Tax-dollar lid law is invasive and dictatorial

opinions

August 1, 2017 - 12:00 AM

Why, with reserves of $5 million or so, don’t Allen County commissioners lower the county’s tax levy?

They’d love to, Commissioner Tom Williams told the Register Monday, but are locked into budget authority (projected expenditures) to avoid becoming a victim of the Legislature’s befuddling decision to impose a tax-dollar lid on local budgets.

Same is true of city governing bodies, and to a lesser degree school districts, which have operated at the Legislature’s fiscal behest since the early 1990s.

Allen County is a clear example of what is wrong with the law, which took effect a year ago and put local governors between the proverbial rock and a hard place.

County commissioners could slash the ad valorem tax levy by many mills, but in so doing very likely would have themselves facing innumerable machinations in years to come. 

Why, you ask? Because legislators, while not able to handle the state’s finances in much of a satisfactory way, thought it appropriate to tell local folks how to collect, and consequently spend, local tax dollars. Talk about arrogance.

The lid is determined by the consumer price index (commonly referred to as inflation) for upcoming years. Thus, if the CPI is judged to be 1.4 percent, as it was this year, a council or commission may increase the amount of tax dollars collected only by that amount. If any body wants to raise more, for any worthwhile project, recourse is a referendum. 

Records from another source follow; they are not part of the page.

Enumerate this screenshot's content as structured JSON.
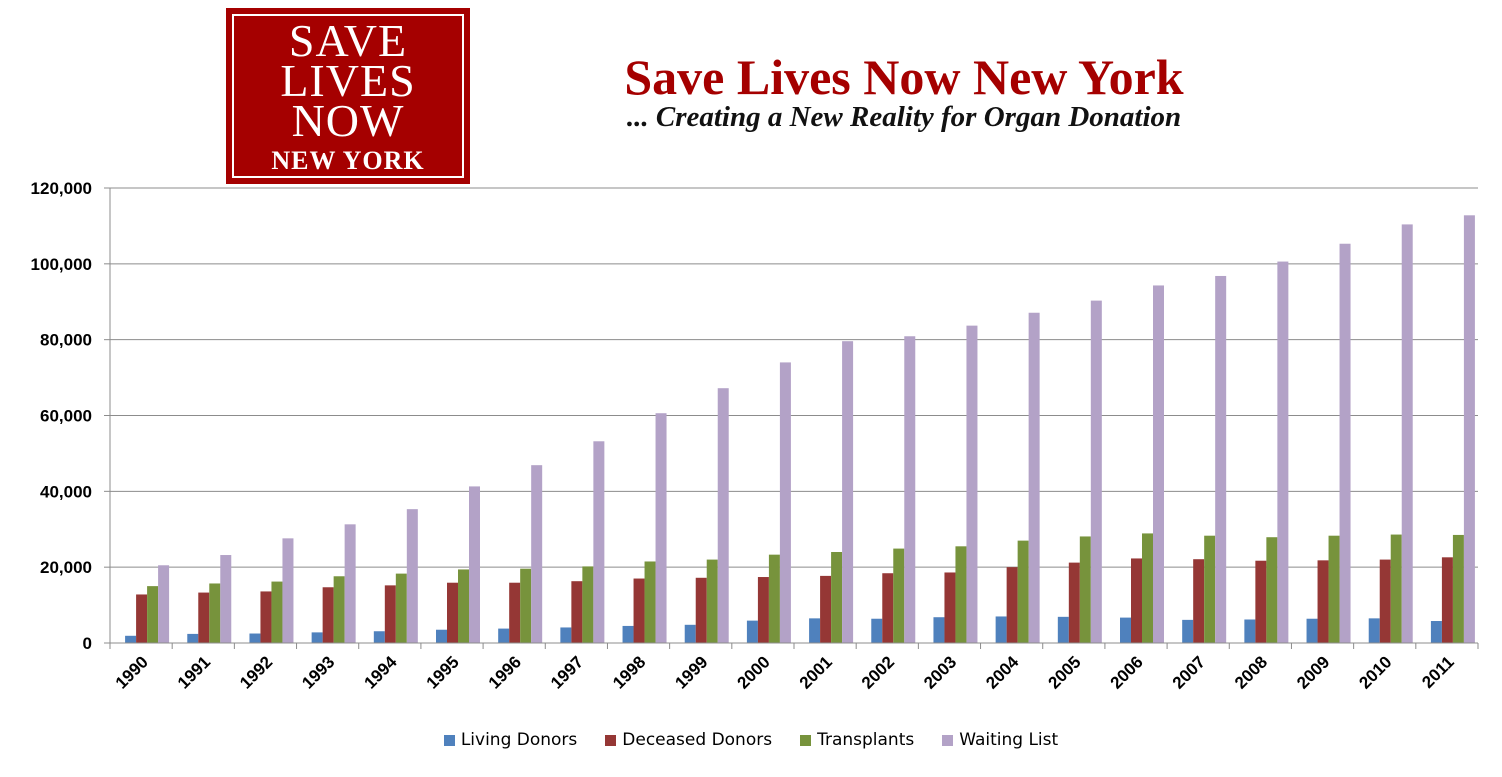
{
  "logo": {
    "lines": [
      "SAVE",
      "LIVES",
      "NOW",
      "NEW YORK"
    ],
    "bg_color": "#a50000"
  },
  "header": {
    "title": "Save Lives Now New York",
    "subtitle": "... Creating a New Reality for Organ Donation"
  },
  "chart_data": {
    "type": "bar",
    "categories": [
      "1990",
      "1991",
      "1992",
      "1993",
      "1994",
      "1995",
      "1996",
      "1997",
      "1998",
      "1999",
      "2000",
      "2001",
      "2002",
      "2003",
      "2004",
      "2005",
      "2006",
      "2007",
      "2008",
      "2009",
      "2010",
      "2011"
    ],
    "series": [
      {
        "name": "Living Donors",
        "color": "#4f81bd",
        "values": [
          1900,
          2400,
          2500,
          2800,
          3100,
          3500,
          3800,
          4100,
          4500,
          4800,
          5900,
          6500,
          6400,
          6800,
          7000,
          6900,
          6700,
          6100,
          6200,
          6400,
          6500,
          5800
        ]
      },
      {
        "name": "Deceased Donors",
        "color": "#953735",
        "values": [
          12800,
          13300,
          13600,
          14700,
          15200,
          15900,
          15900,
          16300,
          17000,
          17200,
          17400,
          17700,
          18400,
          18600,
          20000,
          21200,
          22300,
          22100,
          21700,
          21800,
          22000,
          22600
        ]
      },
      {
        "name": "Transplants",
        "color": "#77933c",
        "values": [
          15000,
          15700,
          16200,
          17600,
          18300,
          19400,
          19600,
          20200,
          21500,
          22000,
          23300,
          24000,
          24900,
          25500,
          27000,
          28100,
          28900,
          28300,
          27900,
          28300,
          28600,
          28500
        ]
      },
      {
        "name": "Waiting List",
        "color": "#b3a2c7",
        "values": [
          20500,
          23200,
          27600,
          31300,
          35300,
          41300,
          46900,
          53200,
          60600,
          67200,
          74000,
          79600,
          80900,
          83700,
          87100,
          90300,
          94300,
          96800,
          100600,
          105300,
          110400,
          112800
        ]
      }
    ],
    "yticks": [
      "0",
      "20,000",
      "40,000",
      "60,000",
      "80,000",
      "100,000",
      "120,000"
    ],
    "ylim": [
      0,
      120000
    ],
    "grid": true,
    "legend_position": "bottom"
  }
}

That creates an unwarranted interruption of the local process, because an election has to be before the coming year’s budget may be approved and put in place. With regulations being what they, an election can be scheduled but if the decision to do so comes late in budget preparation, it is difficult to accomplish.

So, to get around all the debilitating rigmarole created by the Legislature — and signed into law without hesitation by Gov. Sam Brownback — most local governing bodies opt to budget the maximum allowable to avoid any last minute problems, in the current year and those ahead.

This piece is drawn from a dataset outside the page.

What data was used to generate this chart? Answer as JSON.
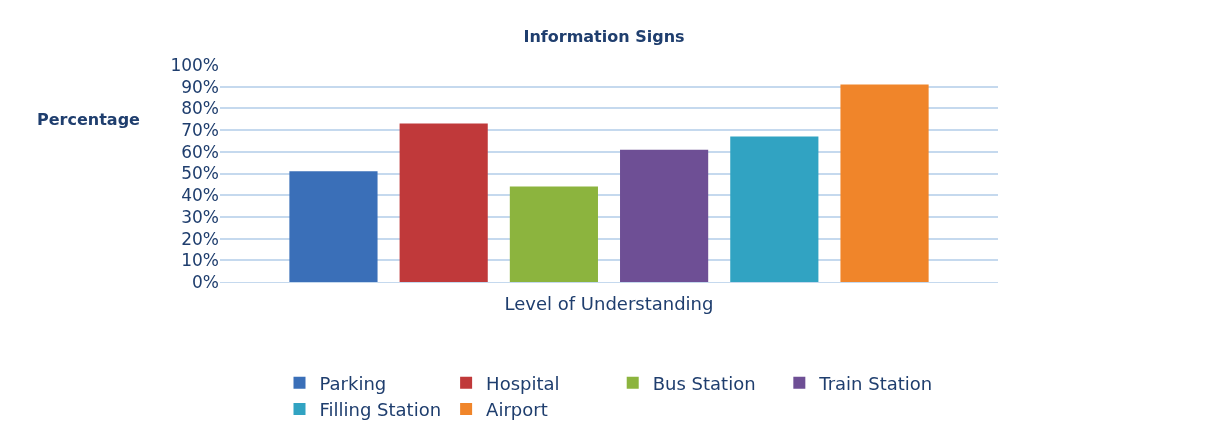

The law does have some exceptions — emergency medical services, money raised because of increased property valuation and to deal with library needs, indicating perhaps legislators are more literate than they sometimes seem.

To his credit, and likely in part because of his years of serving as an Allen County commissioner, our representative, Kent Thompson, voted against the tax-dollar lid.

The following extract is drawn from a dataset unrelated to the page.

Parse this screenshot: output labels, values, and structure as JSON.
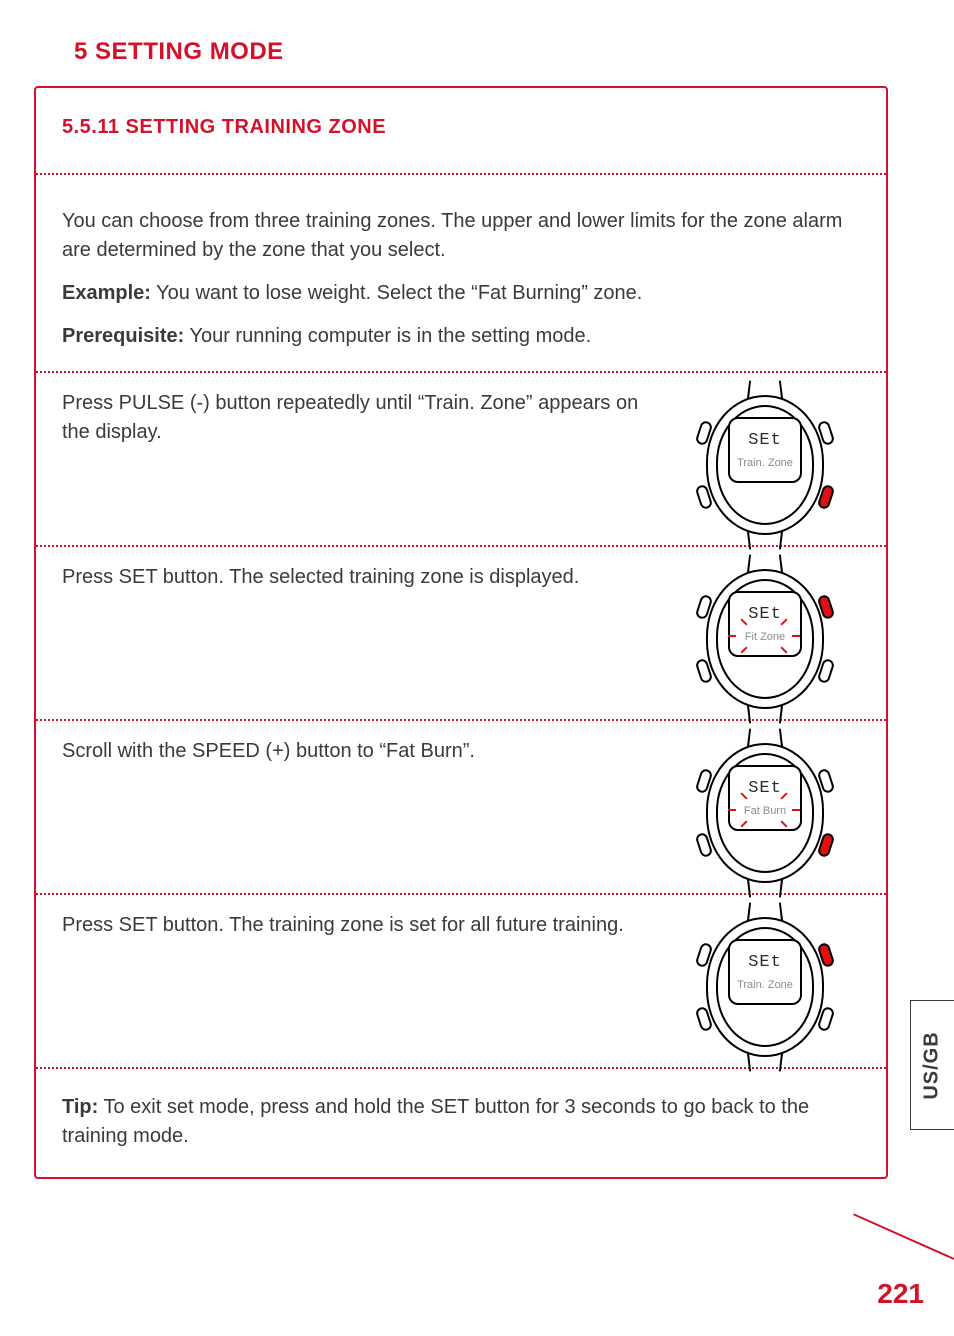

We assume the Kansas Association of Counties and League of Kansas Municipalities are leading the charge to have the tax lid law repealed. The vast majority of council and commission members also are of that opinion.

 

REASON to abrogate the law is simple.

Town council members, as well as county commissioners Williams, Jim Talkington and Jerry Daniels, know much better what is needed within their districts than someone in western Kansas or the rich suburbs of Kansas City, perched and protected in either chamber of the Legislature.